Protesters target Talleys

Last updated 07/05/2012

Thirty-three locked-out workers and three children travelled to Nelson last night from each of the Talley's eight North Island Affco plants in Moerewa; Wiri, Auckland; Horotiu, near Hamilton; Rangiuru, near Te Puke; Napier; Wairoa; Feilding and Whanganui for the protest.

They represent the 1300 locked out and striking workers who have been without pay since February 29.

After this morning's protest outside the Talley family's Motueka homes, the group will return to Nelson to be joined by 200 workers from a Nelson fishing company for a noon protest march in Trafalgar St, which will end with speeches at the Church Steps.

The workers' convoy of a bus, ute and cars arrived at Peter Talley's Motueka Quay home at 9.15am today hoping to deliver a letter to him. They asked through a speaker at the gate to meet with him but got no reply. The convoy then set off to go to a Talley's property in Chamberlain St and then another at Kina.

Striking Wairoa worker Dana Irwin said the lock-out had affected more than just the meatworkers, and she blamed Talley's chief executive Peter Talley.

"It's affected our kids, the farmers, our customers. He's come into my community and ripped friends and families apart".

Council of Trade Unions president Helen Kelly has been with the striking workers as they travelled around the Talley's houses, and will join them for a march in Nelson at midday.

''We're showing what is going on in these communities of Wairoa, Wanganui, the Manawatu, and Morea to the communities of Nelson and Motueka,'' she said.
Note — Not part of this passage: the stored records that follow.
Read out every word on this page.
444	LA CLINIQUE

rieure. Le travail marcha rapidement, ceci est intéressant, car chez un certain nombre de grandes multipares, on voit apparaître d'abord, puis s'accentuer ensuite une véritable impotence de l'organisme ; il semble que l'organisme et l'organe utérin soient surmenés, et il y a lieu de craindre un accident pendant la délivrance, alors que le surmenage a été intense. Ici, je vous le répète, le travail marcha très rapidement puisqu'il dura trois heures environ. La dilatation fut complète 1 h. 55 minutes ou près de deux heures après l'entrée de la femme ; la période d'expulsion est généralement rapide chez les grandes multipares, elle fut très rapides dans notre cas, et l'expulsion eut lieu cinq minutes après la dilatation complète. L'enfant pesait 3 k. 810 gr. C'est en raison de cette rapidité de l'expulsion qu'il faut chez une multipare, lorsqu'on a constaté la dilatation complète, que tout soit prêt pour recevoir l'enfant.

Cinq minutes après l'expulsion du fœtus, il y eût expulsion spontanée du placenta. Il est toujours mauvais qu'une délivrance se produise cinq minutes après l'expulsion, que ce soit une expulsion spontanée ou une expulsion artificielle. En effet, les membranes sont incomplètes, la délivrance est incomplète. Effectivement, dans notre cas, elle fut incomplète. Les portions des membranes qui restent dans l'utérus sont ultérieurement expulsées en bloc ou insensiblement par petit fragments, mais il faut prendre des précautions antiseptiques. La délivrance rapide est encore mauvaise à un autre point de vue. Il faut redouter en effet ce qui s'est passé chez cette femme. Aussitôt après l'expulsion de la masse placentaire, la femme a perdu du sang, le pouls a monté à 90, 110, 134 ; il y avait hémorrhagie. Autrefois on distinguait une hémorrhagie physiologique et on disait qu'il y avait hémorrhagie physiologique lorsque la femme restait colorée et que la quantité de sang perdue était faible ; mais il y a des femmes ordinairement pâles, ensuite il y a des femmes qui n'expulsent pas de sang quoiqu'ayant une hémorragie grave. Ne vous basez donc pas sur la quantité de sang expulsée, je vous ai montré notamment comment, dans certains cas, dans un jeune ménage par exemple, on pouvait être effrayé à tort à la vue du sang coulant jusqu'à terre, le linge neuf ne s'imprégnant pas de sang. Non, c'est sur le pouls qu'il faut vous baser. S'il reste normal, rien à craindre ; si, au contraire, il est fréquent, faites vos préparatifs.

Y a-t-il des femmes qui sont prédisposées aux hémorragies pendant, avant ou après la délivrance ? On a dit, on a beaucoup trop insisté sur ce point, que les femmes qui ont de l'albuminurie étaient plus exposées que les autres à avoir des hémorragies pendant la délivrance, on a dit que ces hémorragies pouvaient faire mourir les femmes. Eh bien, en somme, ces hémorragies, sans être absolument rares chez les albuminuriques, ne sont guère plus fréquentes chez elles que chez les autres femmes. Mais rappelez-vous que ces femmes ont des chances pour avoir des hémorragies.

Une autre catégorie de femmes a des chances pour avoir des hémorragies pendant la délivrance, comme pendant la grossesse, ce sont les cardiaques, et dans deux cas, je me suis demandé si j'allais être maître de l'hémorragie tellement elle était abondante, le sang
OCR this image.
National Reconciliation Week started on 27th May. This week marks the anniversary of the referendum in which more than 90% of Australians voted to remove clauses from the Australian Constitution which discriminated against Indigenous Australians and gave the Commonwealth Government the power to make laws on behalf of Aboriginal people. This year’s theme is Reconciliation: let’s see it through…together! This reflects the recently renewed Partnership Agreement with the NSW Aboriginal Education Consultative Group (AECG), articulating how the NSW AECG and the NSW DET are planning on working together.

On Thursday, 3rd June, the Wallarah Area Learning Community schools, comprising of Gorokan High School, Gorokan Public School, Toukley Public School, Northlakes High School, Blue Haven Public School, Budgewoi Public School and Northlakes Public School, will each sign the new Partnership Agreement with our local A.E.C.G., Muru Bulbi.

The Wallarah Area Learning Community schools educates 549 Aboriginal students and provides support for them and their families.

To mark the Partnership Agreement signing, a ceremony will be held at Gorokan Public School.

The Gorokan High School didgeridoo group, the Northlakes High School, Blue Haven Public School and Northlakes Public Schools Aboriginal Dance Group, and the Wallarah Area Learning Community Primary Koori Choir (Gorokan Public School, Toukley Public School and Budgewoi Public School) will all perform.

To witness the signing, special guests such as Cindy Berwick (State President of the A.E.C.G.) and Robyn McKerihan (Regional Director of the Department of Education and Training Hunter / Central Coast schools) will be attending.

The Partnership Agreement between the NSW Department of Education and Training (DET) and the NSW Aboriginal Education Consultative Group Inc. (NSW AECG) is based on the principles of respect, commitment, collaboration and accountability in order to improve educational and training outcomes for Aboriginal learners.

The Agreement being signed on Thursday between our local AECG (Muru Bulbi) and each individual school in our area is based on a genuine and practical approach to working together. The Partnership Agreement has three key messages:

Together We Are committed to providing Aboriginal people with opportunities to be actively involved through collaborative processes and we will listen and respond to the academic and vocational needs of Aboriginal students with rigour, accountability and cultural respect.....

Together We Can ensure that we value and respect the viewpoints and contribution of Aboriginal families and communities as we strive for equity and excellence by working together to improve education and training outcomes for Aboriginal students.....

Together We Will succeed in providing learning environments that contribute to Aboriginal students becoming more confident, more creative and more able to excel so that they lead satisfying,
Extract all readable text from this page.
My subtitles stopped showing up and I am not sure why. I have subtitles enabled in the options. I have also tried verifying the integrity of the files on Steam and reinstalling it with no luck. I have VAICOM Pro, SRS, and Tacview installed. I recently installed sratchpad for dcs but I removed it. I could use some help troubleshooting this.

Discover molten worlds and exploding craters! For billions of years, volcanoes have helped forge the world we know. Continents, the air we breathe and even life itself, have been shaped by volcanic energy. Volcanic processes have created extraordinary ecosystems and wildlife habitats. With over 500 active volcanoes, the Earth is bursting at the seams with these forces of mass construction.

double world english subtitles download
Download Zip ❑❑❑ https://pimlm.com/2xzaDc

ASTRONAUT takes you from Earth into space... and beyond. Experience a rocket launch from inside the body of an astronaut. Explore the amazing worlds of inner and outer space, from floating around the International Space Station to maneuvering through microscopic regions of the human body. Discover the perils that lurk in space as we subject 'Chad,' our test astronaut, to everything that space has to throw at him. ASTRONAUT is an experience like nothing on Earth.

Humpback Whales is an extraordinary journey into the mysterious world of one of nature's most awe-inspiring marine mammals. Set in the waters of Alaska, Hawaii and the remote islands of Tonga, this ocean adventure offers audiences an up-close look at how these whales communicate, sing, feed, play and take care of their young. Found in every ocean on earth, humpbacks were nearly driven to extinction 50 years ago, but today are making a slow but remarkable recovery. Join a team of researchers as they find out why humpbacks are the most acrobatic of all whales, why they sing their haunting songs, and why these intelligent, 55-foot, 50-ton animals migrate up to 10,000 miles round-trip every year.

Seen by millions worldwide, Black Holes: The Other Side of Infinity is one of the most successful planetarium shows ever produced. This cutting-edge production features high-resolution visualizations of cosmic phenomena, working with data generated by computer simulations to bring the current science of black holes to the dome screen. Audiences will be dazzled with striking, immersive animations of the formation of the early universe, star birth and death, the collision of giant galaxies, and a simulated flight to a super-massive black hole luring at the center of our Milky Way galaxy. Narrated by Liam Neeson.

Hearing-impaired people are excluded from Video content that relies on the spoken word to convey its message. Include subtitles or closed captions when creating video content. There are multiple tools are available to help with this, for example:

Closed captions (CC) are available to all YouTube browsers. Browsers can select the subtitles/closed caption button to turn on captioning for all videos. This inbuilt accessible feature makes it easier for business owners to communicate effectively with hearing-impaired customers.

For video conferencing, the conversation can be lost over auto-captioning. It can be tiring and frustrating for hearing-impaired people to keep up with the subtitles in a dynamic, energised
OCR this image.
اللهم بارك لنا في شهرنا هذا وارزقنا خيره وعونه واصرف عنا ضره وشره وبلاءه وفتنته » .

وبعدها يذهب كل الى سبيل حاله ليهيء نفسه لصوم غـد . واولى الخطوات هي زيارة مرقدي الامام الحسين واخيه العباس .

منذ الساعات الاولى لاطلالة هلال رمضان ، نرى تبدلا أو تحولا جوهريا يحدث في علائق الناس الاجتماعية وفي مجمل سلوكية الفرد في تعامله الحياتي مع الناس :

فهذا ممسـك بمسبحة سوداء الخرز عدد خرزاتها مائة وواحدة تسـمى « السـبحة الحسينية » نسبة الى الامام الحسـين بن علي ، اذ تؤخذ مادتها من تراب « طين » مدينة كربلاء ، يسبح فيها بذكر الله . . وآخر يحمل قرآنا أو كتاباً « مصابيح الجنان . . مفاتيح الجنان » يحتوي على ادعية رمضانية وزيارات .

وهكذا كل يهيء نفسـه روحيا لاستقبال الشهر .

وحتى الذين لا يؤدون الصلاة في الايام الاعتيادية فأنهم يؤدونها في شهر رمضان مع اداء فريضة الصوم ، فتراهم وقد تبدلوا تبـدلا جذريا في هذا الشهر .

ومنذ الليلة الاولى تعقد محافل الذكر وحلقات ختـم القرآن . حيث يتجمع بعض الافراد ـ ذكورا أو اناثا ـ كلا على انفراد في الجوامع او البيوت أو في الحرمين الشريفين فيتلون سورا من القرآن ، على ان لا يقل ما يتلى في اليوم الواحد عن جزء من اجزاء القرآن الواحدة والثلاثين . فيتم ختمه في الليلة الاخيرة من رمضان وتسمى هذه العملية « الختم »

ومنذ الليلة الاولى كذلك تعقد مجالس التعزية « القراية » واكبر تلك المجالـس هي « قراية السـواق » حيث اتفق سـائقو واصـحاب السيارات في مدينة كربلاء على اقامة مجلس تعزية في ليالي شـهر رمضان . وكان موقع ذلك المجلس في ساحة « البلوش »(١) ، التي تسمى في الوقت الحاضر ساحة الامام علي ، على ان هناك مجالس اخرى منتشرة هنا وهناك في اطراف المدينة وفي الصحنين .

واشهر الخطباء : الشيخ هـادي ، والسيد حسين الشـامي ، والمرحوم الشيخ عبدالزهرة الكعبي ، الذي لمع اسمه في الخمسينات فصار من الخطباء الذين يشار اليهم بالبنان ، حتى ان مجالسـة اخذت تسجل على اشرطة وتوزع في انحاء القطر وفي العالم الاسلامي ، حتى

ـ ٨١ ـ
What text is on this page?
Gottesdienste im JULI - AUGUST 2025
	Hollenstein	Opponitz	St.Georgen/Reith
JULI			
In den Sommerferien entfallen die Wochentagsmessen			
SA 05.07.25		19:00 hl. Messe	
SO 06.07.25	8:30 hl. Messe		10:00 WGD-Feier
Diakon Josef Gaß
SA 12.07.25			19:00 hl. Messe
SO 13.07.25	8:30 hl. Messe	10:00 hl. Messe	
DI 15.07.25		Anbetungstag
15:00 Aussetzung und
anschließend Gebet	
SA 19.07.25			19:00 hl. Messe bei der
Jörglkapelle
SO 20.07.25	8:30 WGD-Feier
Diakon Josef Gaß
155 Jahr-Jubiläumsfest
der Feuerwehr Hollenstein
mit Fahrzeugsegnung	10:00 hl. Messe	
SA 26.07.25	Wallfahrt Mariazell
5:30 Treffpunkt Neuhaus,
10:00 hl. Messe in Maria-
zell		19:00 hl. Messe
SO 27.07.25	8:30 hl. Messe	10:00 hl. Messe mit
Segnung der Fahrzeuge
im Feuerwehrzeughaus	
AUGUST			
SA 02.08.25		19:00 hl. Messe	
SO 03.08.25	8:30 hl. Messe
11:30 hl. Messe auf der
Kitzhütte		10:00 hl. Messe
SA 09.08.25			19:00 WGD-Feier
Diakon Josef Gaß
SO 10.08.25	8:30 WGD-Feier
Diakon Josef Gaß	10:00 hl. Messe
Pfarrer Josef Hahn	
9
The Talley family, ''one New Zealand family'', had inflicted incredible hardship on 1300 other New Zealand families, she said.

Meanwhile the Meat Worker's Union and Affco have begun facilitation for the first time at the Telstra Clear Pacific Center in Manukau, South Auckland.

Affco's chief executive Hamish Simson, and MWU delegates from the company's plants are attending the facilitation which began at 9am.

The union asked for facilitation in the long-running row, which began with a dispute over the collective employment contracts at plants.